By Collin Myers, Technical Writer/Marketing Assistant
The World Health Organization (WHO) has released figures showing that the recent outbreak of Ebola Virus has killed 1,013 people and infected 1,848. Outdated, traditional methods of suppressing the virus, such as wearing protective gear and contact tracing, have been mostly ineffective. But perhaps the biggest factor in the recent spread of Ebola has more to do with economic issues than medical and health care-related anomalies, as the virus has been ravaging poor villages in Western Africa, leading WHO and other worldwide medical and scientific organizations to question the method of treatment and the availability of newly designed drugs to help fight the outbreak moving forward.
The ethical concern that has come to the forefront of the Ebola treatment crisis is the question of whether or not it is safe to provide new, experimental drugs that have no overwhelming consistency or efficacy in human patients. So far, all testing of these new “cocktails??? have only shown promising efficacy in animal testing trials.
Controversy surrounding the Ebola outbreak stems from the fact that two American missionaries have already received treatment for the virus and appear to be recovering, while the underdeveloped villages in Africa have yet to receive widespread, comprehensive medical assistance from the global community. Miguel Pajares, a Spanish priest working in Liberia, was not as fortunate as the American patients, and succumbed to the virus in a Madrid hospital on August 12th.

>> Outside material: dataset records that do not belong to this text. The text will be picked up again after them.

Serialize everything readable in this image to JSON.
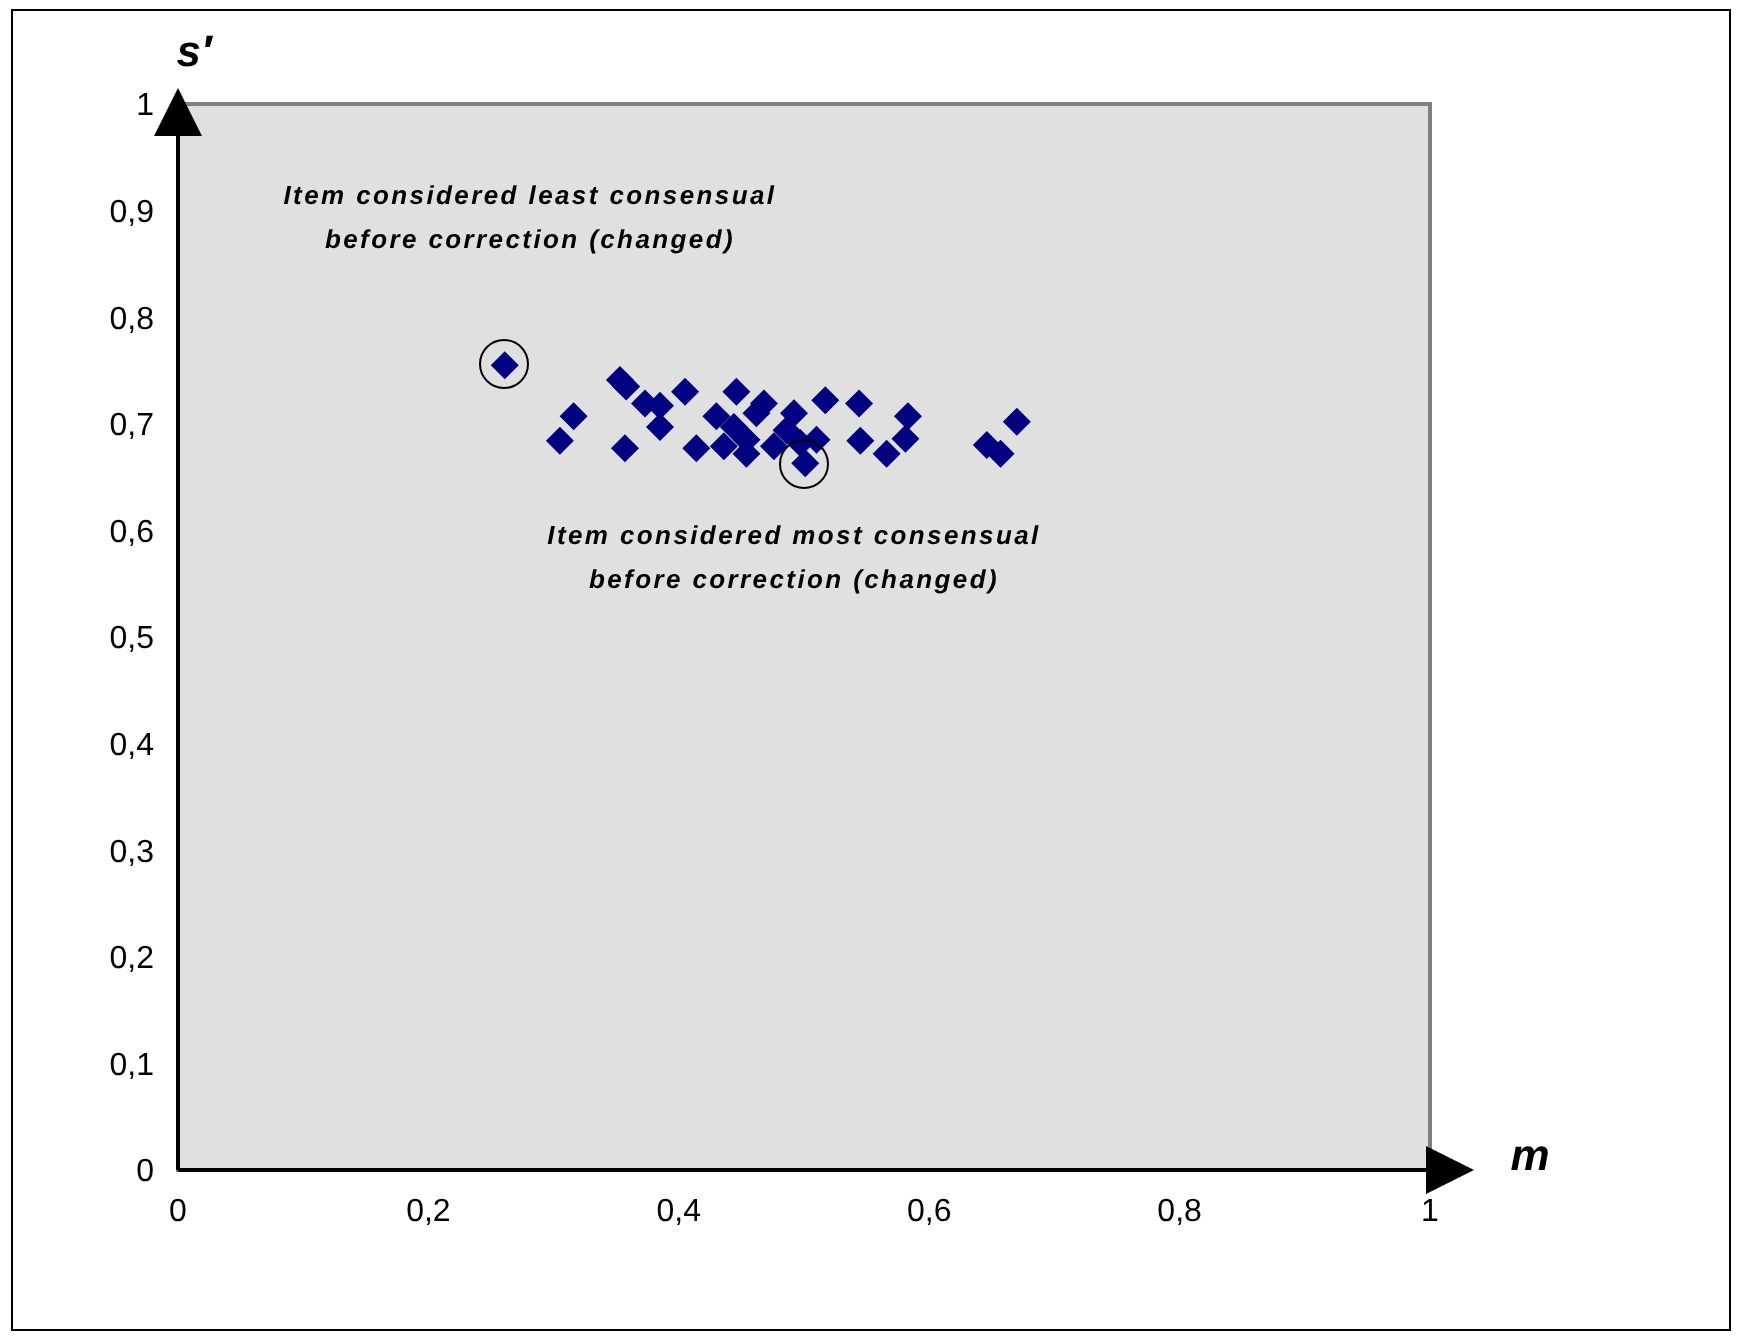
{
  "chart_data": {
    "type": "scatter",
    "xlabel": "m",
    "ylabel": "s′",
    "x": [
      0.261,
      0.353,
      0.358,
      0.373,
      0.385,
      0.405,
      0.316,
      0.305,
      0.357,
      0.385,
      0.414,
      0.43,
      0.446,
      0.436,
      0.444,
      0.454,
      0.454,
      0.468,
      0.462,
      0.476,
      0.492,
      0.486,
      0.497,
      0.501,
      0.51,
      0.517,
      0.544,
      0.545,
      0.566,
      0.581,
      0.583,
      0.67,
      0.646,
      0.657
    ],
    "series": [
      {
        "color": "#000080",
        "values": [
          0.755,
          0.741,
          0.735,
          0.719,
          0.717,
          0.73,
          0.707,
          0.684,
          0.677,
          0.697,
          0.677,
          0.707,
          0.73,
          0.679,
          0.697,
          0.685,
          0.672,
          0.719,
          0.71,
          0.679,
          0.71,
          0.694,
          0.682,
          0.663,
          0.685,
          0.722,
          0.719,
          0.684,
          0.672,
          0.686,
          0.707,
          0.702,
          0.68,
          0.672
        ]
      }
    ],
    "marker": "diamond",
    "grid": false,
    "legend": false,
    "xlim": [
      0,
      1
    ],
    "ylim": [
      0,
      1
    ],
    "xticks": [
      0,
      {
        "value": 0.2,
        "label": "0,2"
      },
      {
        "value": 0.4,
        "label": "0,4"
      },
      {
        "value": 0.6,
        "label": "0,6"
      },
      {
        "value": 0.8,
        "label": "0,8"
      },
      1
    ],
    "yticks": [
      0,
      {
        "value": 0.1,
        "label": "0,1"
      },
      {
        "value": 0.2,
        "label": "0,2"
      },
      {
        "value": 0.3,
        "label": "0,3"
      },
      {
        "value": 0.4,
        "label": "0,4"
      },
      {
        "value": 0.5,
        "label": "0,5"
      },
      {
        "value": 0.6,
        "label": "0,6"
      },
      {
        "value": 0.7,
        "label": "0,7"
      },
      {
        "value": 0.8,
        "label": "0,8"
      },
      {
        "value": 0.9,
        "label": "0,9"
      },
      1
    ],
    "annotations": [
      "Item considered least consensual\nbefore correction (changed)",
      "Item considered most consensual\nbefore correction (changed)"
    ]
  }
}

Herein lies the major problem with experimental medicines – there is no proven way to measure how effective treatment will be without thorough, human clinical trials. But at present, there are no better options than to take a chance, and try to use the new drug, known as ZMapp, to stop the virus from spreading beyond Africa.
ZMapp is a cocktail combining three monoclonal antibodies (MAbs) taken from living cells and designed to neutralize the Ebola virus. Most test trials have shown positive results in primate studies, but a full knowledge of the drug’s potential safety hazards and side effects is still mostly unknown. Mapp Biopharmaceutical, a San Diego-based biotech manufacturer, has already exhausted its complete supply of product after sending its full inventory to aid the dire regions of West Africa most in need of assistance.

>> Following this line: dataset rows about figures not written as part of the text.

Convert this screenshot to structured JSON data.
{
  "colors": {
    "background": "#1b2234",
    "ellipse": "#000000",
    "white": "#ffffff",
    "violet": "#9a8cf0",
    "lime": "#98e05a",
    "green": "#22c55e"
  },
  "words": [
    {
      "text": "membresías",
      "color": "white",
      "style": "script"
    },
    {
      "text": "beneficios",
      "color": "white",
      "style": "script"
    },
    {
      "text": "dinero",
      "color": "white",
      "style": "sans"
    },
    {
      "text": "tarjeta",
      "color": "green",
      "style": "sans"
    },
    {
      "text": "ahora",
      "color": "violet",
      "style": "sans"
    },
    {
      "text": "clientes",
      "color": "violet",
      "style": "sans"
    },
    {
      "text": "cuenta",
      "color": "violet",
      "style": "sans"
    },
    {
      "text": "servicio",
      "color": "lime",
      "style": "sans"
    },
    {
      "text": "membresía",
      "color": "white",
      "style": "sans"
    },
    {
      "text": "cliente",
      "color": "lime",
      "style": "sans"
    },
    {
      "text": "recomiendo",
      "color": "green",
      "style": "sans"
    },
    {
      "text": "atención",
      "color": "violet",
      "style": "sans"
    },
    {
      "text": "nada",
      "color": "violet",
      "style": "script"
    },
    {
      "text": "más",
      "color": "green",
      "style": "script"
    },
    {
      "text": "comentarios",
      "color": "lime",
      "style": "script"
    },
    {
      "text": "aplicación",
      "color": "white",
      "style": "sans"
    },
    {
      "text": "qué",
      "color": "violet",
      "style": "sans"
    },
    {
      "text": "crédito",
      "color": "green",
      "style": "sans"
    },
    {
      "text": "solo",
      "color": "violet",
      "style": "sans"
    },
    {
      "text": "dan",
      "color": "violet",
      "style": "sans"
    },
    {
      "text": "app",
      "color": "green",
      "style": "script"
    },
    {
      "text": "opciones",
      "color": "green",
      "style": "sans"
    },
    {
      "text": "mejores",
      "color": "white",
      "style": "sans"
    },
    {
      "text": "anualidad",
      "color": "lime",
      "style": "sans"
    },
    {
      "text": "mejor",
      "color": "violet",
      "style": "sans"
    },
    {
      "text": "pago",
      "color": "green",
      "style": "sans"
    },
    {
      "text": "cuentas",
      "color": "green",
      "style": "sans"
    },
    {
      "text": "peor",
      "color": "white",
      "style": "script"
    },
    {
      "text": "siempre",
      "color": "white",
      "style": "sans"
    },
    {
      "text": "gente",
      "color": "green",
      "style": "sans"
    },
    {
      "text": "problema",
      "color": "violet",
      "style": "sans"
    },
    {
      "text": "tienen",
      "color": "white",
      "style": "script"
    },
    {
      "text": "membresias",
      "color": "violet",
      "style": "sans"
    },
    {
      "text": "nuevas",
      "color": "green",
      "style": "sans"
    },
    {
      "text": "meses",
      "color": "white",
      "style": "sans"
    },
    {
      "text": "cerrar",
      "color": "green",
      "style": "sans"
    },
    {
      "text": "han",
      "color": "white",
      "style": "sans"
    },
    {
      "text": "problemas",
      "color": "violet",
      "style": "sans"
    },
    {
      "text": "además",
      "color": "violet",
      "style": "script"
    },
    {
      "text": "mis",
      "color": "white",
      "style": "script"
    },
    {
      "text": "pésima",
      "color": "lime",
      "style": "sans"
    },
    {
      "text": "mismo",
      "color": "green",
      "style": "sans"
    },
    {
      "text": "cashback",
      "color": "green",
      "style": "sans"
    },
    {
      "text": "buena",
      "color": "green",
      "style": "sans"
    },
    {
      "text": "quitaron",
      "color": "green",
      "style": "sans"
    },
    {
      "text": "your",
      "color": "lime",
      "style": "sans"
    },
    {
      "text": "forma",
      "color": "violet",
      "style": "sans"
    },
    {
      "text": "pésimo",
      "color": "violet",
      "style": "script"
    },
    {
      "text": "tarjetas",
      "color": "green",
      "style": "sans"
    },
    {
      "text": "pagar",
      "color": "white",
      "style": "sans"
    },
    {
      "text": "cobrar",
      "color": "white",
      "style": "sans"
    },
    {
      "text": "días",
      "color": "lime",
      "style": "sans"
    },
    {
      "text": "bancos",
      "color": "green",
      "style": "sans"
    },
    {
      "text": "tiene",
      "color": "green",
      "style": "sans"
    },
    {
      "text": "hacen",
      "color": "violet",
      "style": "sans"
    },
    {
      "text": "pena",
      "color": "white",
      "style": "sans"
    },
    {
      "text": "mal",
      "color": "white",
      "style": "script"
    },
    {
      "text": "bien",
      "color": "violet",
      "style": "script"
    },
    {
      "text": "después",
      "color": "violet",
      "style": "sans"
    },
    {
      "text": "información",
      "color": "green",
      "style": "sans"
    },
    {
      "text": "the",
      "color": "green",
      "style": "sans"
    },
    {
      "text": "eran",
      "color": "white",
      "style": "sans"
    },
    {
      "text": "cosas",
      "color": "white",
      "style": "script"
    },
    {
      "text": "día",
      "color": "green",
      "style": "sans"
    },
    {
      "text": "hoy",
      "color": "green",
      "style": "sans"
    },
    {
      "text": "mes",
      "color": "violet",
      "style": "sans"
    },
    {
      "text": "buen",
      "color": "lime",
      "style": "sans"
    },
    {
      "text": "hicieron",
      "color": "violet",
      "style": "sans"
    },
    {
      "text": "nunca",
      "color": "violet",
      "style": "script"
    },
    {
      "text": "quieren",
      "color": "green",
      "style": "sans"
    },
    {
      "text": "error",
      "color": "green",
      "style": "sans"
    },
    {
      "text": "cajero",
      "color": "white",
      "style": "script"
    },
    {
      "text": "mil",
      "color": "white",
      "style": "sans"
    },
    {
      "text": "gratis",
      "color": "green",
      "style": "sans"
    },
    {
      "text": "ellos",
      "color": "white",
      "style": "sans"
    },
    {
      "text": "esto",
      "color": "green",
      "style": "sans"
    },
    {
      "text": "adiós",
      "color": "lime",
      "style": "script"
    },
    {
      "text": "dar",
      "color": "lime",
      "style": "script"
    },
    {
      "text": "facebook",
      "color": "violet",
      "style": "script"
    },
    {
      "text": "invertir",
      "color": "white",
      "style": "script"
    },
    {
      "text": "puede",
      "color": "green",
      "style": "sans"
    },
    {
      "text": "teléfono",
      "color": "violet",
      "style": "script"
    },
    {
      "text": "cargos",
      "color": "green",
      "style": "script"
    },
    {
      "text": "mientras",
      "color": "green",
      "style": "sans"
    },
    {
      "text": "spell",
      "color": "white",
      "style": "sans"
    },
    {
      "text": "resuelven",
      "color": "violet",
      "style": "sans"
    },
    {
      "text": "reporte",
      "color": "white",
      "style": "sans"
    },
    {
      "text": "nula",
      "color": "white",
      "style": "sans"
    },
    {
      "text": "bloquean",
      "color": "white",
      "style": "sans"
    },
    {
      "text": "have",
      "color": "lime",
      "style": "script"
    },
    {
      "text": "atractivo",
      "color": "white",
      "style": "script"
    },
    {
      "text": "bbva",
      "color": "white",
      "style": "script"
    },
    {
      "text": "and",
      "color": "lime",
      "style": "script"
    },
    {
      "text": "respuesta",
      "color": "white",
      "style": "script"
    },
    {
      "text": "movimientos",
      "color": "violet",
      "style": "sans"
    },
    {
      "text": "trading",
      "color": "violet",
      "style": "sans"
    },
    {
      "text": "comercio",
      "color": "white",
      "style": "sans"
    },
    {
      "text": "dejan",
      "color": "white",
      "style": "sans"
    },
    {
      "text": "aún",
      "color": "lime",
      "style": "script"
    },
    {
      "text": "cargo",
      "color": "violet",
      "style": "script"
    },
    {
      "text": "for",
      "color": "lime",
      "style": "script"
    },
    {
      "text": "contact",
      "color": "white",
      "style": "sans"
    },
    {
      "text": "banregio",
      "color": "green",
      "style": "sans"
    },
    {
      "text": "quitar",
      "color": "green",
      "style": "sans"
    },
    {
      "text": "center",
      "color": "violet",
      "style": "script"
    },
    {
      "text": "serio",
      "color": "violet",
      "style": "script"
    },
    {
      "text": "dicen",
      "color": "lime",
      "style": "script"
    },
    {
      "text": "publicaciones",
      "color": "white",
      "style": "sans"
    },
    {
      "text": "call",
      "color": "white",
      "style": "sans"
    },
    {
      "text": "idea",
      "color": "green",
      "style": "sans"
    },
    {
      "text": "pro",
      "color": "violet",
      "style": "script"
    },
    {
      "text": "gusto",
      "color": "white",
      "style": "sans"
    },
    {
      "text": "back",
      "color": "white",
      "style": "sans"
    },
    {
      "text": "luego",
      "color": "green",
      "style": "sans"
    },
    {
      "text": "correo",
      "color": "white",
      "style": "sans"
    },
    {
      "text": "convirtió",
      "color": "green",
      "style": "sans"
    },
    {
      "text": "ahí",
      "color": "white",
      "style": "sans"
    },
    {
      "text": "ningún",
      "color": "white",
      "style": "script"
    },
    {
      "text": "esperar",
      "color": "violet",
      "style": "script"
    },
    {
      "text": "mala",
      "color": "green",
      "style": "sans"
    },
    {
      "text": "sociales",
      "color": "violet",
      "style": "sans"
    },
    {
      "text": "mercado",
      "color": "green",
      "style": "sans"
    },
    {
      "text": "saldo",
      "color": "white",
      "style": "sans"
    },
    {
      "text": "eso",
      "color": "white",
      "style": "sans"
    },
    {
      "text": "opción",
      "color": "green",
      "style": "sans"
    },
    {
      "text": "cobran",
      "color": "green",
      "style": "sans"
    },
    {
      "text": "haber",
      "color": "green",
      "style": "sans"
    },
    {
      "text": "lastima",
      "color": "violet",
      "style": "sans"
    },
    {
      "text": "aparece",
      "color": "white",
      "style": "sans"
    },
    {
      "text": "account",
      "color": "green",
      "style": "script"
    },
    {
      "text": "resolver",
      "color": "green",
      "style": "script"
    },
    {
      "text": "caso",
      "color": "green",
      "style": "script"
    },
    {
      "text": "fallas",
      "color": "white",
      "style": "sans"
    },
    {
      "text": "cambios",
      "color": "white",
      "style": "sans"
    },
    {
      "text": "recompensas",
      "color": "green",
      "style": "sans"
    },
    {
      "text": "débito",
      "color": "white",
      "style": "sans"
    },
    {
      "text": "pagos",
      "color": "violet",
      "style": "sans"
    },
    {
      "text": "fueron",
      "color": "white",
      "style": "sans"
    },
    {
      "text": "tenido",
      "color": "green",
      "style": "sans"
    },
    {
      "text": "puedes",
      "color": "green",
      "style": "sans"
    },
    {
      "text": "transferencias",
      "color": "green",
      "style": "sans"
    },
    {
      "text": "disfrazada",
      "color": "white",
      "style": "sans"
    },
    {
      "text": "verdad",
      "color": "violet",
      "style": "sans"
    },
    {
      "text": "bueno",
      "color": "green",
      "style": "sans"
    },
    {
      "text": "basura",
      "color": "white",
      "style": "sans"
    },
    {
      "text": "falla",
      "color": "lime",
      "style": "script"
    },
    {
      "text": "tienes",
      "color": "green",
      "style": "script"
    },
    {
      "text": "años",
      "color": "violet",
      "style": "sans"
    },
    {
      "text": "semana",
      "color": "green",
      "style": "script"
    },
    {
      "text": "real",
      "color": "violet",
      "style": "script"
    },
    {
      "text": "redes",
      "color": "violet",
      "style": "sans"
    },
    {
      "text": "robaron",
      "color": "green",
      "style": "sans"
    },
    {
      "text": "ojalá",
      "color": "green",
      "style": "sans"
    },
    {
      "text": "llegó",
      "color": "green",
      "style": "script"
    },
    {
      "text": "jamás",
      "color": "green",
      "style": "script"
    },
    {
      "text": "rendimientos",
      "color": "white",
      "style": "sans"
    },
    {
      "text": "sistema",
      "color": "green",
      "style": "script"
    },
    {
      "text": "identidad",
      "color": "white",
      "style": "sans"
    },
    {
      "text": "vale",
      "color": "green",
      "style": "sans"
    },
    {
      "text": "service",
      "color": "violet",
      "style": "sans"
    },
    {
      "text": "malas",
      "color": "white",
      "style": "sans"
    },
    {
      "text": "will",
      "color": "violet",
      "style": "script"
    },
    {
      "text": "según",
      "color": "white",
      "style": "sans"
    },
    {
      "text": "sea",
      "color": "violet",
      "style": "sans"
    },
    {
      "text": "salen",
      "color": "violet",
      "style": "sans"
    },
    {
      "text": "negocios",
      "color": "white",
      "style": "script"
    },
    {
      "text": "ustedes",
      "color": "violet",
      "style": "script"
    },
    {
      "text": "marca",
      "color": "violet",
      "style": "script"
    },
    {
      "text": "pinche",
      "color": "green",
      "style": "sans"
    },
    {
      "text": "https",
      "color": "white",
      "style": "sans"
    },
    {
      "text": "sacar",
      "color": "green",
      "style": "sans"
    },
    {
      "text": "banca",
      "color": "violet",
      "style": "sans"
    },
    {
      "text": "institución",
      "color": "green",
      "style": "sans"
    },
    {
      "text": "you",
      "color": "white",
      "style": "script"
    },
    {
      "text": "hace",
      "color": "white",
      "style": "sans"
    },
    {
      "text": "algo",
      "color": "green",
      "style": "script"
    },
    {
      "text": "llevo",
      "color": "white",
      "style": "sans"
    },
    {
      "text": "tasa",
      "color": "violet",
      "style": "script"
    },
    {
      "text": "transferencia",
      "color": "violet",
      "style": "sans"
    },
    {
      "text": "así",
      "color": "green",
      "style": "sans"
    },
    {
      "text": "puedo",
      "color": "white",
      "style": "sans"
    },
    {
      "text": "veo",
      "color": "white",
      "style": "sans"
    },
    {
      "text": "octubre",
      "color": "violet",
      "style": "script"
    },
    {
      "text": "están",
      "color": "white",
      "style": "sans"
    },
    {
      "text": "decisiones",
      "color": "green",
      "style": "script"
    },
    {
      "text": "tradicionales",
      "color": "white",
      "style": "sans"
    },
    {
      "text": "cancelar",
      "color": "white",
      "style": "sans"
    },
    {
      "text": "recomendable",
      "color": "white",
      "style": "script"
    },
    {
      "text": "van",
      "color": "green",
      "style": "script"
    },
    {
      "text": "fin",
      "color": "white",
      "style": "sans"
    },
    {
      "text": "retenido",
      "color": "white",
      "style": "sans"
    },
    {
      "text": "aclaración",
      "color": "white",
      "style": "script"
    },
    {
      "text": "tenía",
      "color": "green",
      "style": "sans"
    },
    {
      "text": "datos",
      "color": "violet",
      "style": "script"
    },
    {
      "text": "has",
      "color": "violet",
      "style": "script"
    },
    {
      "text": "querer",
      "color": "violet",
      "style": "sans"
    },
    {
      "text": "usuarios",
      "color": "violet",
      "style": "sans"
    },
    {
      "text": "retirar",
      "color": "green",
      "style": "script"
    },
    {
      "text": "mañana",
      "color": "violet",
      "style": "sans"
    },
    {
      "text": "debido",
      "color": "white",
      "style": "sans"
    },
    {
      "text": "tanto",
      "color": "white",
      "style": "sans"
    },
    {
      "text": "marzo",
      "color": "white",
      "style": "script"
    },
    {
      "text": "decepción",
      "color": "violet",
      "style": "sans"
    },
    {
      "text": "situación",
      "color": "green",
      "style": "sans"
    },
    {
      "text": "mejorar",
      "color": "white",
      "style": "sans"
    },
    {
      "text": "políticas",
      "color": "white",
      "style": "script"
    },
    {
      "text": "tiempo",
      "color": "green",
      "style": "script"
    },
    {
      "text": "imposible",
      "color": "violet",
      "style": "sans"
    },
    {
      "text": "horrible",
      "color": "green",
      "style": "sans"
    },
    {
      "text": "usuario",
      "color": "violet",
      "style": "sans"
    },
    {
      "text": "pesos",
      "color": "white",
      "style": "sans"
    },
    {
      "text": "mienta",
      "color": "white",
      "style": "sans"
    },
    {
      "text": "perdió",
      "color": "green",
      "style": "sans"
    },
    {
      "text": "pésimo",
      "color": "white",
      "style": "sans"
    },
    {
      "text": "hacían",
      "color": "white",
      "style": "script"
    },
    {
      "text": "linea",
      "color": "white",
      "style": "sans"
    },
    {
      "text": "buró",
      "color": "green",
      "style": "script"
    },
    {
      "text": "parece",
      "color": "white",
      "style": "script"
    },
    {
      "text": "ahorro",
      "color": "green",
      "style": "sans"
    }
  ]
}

Dr. Kent Brantly, one of the two American citizens infected with Ebola and recently hospitalized in the United States, was reportedly near death before his treatment with ZMapp. His symptoms began to improve within one hour of receiving treatment, an immensely hopeful sign for the entire global community that progress is well underway.
Medical experts estimate that most deaths from Ebola occur eight to ten days after initial infection. Common symptoms include: high fever, headache, joint and muscle pain, weakness, stomach pain, nausea, diarrhea, internal bleeding, and central nervous system damage. The virus is transmitted through hand to hand contact, exposure to bodily fluids, urine, or contact with infected animals like monkeys, chimps, and fruit bats. Blood tests will diagnose the virus, and infected patients will be isolated from the public immediately to prevent the disease from spreading.

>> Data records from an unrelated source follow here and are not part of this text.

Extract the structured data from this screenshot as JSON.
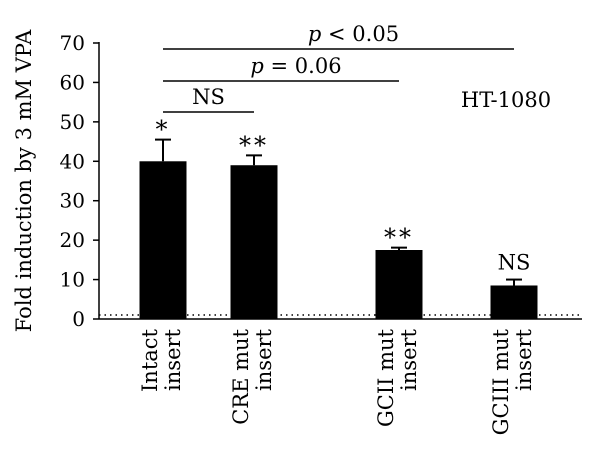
{
  "chart_data": {
    "type": "bar",
    "categories": [
      [
        "Intact",
        "insert"
      ],
      [
        "CRE mut",
        "insert"
      ],
      [
        "GCII mut",
        "insert"
      ],
      [
        "GCIII mut",
        "insert"
      ]
    ],
    "values": [
      40,
      39,
      17.5,
      8.5
    ],
    "errors": [
      5.5,
      2.5,
      0.6,
      1.5
    ],
    "significance": [
      "*",
      "**",
      "**",
      "NS"
    ],
    "ylabel": "Fold induction by 3 mM VPA",
    "ylim": [
      0,
      70
    ],
    "yticks": [
      0,
      10,
      20,
      30,
      40,
      50,
      60,
      70
    ],
    "baseline_value": 1,
    "baseline_style": "dotted",
    "annotation": "HT-1080",
    "comparisons": [
      {
        "from": 0,
        "to": 1,
        "prefix": "",
        "label": "NS"
      },
      {
        "from": 0,
        "to": 2,
        "prefix": "p",
        "label": " = 0.06"
      },
      {
        "from": 0,
        "to": 3,
        "prefix": "p",
        "label": " < 0.05"
      }
    ],
    "bar_color": "#000000",
    "grid": false
  }
}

Mapp Biopharmaceutical is already collaborating with various government agencies to speed up manufacturing of ZMapp. A branch of the US Defense Department has agreed to fund human clinical trials of ZMapp. The question looming around the world, especially in impoverished nations in West Africa, is how long will progress take? And at what cost? Every day spent on research and human testing is another day that lives will likely be lost while scientists race to discover a treatment for this rapidly-spreading virus.